Saiu na Nature: como pesquisa brasileira ajudará a vencer as superbactérias
Pesquisadores do Centro Nacional de Pesquisa em Energia e Materiais (CNPEM), do Ministério da Ciência, Tecnologia e Inovações, e do Instituto de Biologia Estrutural (IBS), da França, estão tentando desvendar os mecanismos que tornam algumas bactérias mais resistentes que outras.
As descobertas do estudo podem levar ao desenvolvimento de superantibióticos contra doenças agressivas como pneumonias e infecções hospitalares. O trabalho foi publicado na semana passada na renomada revista científica Nature Communications.
Os cientistas brasileiros trabalham nesta pesquisa há quase uma década, com a intenção de compreender a formação da parede celular das bactérias do tipo bacilo, a nível molecular e atômico.
O objetivo é explicar os mecanismos que criam as superbactérias resistentes a antibióticos. Ao descobrir os pontos fracos do processo, será possível criar novos medicamentos, mais eficientes e específicos.
O trabalho revela como a proteína MreC, essencial na formação da parede celular de bactérias alongadas —os chamados bacilos—, é capaz de se auto-associar e organizar, em forma de filamentos e até tubos.
No estudo foi utilizada a bactéria Pseudomonas aeruginosa, uma das principais responsáveis por casos de infecção hospitalar, com altas taxas de mortalidade, e naturalmente resistente aos antibióticos disponíveis no mercado.
"Estas estruturas nos permitiram descobrir regiões de MreC que são importantes para a estabilidade dos tubos e para a regulação da formação da parede celular bacteriana. Portanto, estes resultados nos proporcionaram informações valiosas para o eventual desenvolvimento de antibióticos que interrompam o processo de auto-associação e provoquem a morte das bactérias", explica a pesquisadora Andréa Dessen.
Os filamentos de proteína foram analisados por criomicroscopia eletrônica e cristalografia, além de testes microbiológicos. A cristalografia por difração de raio-X é uma avançada técnica que consiste em cristalizar proteínas e observar como esse cristal difrata a radiação emitida sobre ele —e foi toda realizada no Brasil.

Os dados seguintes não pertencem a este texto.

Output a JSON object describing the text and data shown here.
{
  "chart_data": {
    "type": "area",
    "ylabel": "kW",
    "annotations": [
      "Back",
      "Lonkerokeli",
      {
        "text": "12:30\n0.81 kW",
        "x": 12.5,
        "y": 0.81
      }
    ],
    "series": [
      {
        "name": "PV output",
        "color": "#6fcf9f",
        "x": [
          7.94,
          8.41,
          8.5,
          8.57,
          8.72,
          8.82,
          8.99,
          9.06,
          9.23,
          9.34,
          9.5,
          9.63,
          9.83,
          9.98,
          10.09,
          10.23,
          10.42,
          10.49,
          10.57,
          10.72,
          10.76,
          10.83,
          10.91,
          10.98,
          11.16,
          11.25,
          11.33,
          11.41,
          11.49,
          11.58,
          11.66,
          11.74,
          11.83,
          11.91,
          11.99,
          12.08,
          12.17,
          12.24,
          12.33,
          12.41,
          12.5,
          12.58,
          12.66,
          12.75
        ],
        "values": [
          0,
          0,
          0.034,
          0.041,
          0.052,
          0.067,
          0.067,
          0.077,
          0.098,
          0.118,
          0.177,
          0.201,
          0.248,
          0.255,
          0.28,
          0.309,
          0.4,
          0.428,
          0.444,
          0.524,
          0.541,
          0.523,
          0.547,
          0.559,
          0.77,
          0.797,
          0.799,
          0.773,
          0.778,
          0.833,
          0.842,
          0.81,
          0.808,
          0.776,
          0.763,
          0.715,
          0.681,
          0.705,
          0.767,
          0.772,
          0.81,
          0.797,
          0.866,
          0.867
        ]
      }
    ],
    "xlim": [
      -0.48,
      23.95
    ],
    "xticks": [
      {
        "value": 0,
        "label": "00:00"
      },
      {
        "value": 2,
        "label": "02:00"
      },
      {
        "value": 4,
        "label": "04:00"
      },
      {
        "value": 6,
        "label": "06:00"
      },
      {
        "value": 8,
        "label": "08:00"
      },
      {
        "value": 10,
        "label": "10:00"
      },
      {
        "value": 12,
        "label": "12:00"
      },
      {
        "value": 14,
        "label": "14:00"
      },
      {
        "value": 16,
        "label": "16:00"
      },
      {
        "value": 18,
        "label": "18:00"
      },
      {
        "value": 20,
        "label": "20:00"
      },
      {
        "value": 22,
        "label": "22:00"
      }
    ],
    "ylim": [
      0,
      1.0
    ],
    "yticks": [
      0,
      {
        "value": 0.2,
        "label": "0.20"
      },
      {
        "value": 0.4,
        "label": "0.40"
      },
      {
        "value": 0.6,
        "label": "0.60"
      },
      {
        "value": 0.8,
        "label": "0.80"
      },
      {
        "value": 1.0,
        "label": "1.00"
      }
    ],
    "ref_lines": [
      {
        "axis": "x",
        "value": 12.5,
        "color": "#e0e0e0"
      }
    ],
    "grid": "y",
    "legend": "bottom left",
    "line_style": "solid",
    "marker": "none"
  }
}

Para mapear e compreender em detalhe atômico todo o complexo proteico —chamado elongassomo, constituído por cerca de dez proteínas diferentes, que protege e dá o formato alongado dos bacilos—, a equipe também pretende usar fontes de luz síncrotron de última geração. Para isso será usado o mais avançado acelerador de partículas brasileiro, o Sirius, no CNPEM, em Campinas (SP).
Os cientistas também geraram versões mutantes da MreC, com alterações nos aminoácidos situados nas regiões de interação da proteína. Nos testes, observaram que, dependendo de como a proteína era modificada, não seria mais capaz de interagir com outras para formar o complexo.
"In vitro, as mutações causam uma consequência drástica para a formação dos tubos. Em paralelo, quando introduzimos as mesmas mutações diretamente no genoma bacteriano, observamos a diminuição da quantidade de MreC produzida, indicando um efeito direto na estabilização do elongassomo", explica Dessen.
Ficou provado que a alteração da MreC afeta o formato da parede celular das bactéricas. Se não conseguirem se alongar até um formato de cápsula, elas não sobrevivem.
As estruturas estudadas são comuns a outras perigosas bactérias de formato alongado (bacilos gram-negativos), como a Escherichia coli —uma das principais responsáveis por quadros graves de diarreia— e a Helicobacter pylori —associada ao desenvolvimento de úlceras e câncer gástrico.
Se conseguirmos desestabilizar a formação de seus elongassomos, especialmente bloqueando a ação da MreC, os microrganismos não conseguirão assumir o formato alongado e morrerão. O desafio, agora, é buscar moléculas capazes de interromper a interação entre essas proteínas.
A pesquisa internacional agora prossegue em outras frentes, também com parceria de pesquisadores da Eslovênia, para buscar moléculas que demonstrem capacidade de inibir a formação do complexo de proteínas da parede celular bacteriana.
A busca por novos antibióticos potenciais também conta com estudos realizados com compostos naturais da biodiversidade brasileira, graças a colaborações do CNPEM com a USP (Universidade de São Paulo), a Univali (Universidade do Vale do Itajaí, em SC) e a empresa Phytobios.
A interação entre os grupos do Brasil e de outros países acontece com apoio da Fundação de Amparo à Pesquisa do Estado de São Paulo (Fapesp).